As for messages occupying one frame...

There is nothing, absolutely nothing, in the javax.websocket (JSR-356) spec or the websocket protocol (RFC6455) spec that says 1 message is on 1 frame.
In fact, each of those specs specifically call out that a message can be part of [1..n] frames at the whims of the implementation and/or intermediates (like some websocket proxies)

Even the existence of various websocket extensions can fragment the message further into smaller and smaller frames.



--
Joakim Erdfelt <joakim@xxxxxxxxxxx>
Expert advice, services and support from from the Jetty & CometD experts

On Thu, Jul 2, 2015 at 8:38 AM, Joakim Erdfelt <joakim@xxxxxxxxxxx> wrote:
Your stacktrace says you are using streams.

  OnMessageTextStreamCallable(CallableMethod).call(Object, Object...) line: 70
  OnMessageTextStreamCallable.call(Object, Reader) line: 60
  JsrEvents<T,C>.callTextStream(RemoteEndpoint$Async, Object, Reader) line: 206
  JsrAnnotatedEventDriver$2.run() line: 340

That says your @OnMessage is either using streams directly, or via a Decoder.TextStream for that message type.


--
Joakim Erdfelt <joakim@xxxxxxxxxxx>
Expert advice, services and support from from the Jetty & CometD experts

On Thu, Jul 2, 2015 at 8:27 AM, Jörg Henne <hennejg@xxxxxxxxx> wrote:
Joakim Erdfelt <joakim@...> writes:
> single-invocation-per-endpoint-instance contract WSC-5.1-2 does not apply to a
>  <at> OnMessage annotated method that works with Streams.
>
>
> The very nature of  <at> OnMessage with streams is that the first frame of
a message causes an invocation that is dispatched to a new thread, and all
subsequent frames for that message arrive via that dispatched thread (really
via the buffers that the thread has an is using)
>
> If another Message arrives, then that is also dispatched to a new thread, etc.

Thanks for your response.
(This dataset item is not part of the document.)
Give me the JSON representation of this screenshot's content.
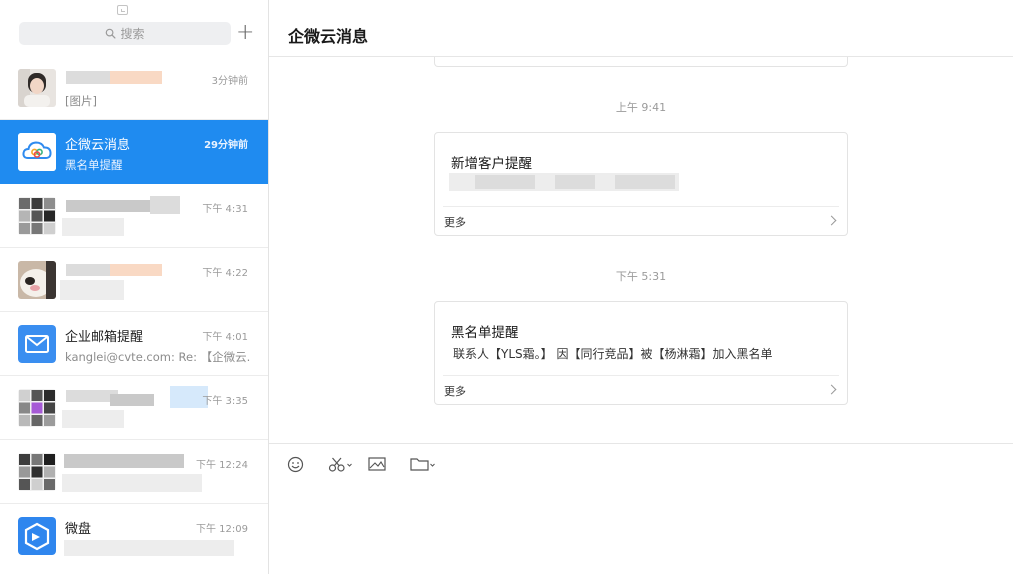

Unfortunately, I am not sure, that I can follow
you, in particular with respect to the streams you mention. I am using
atomic messages only. The messages are sent using sendObject(...) with a
suitable encoder configured and received through a corresponding decoder. It
is my understanding that each message should therefore occupy exactly one frame.
Should I switch to using a MessageHandler?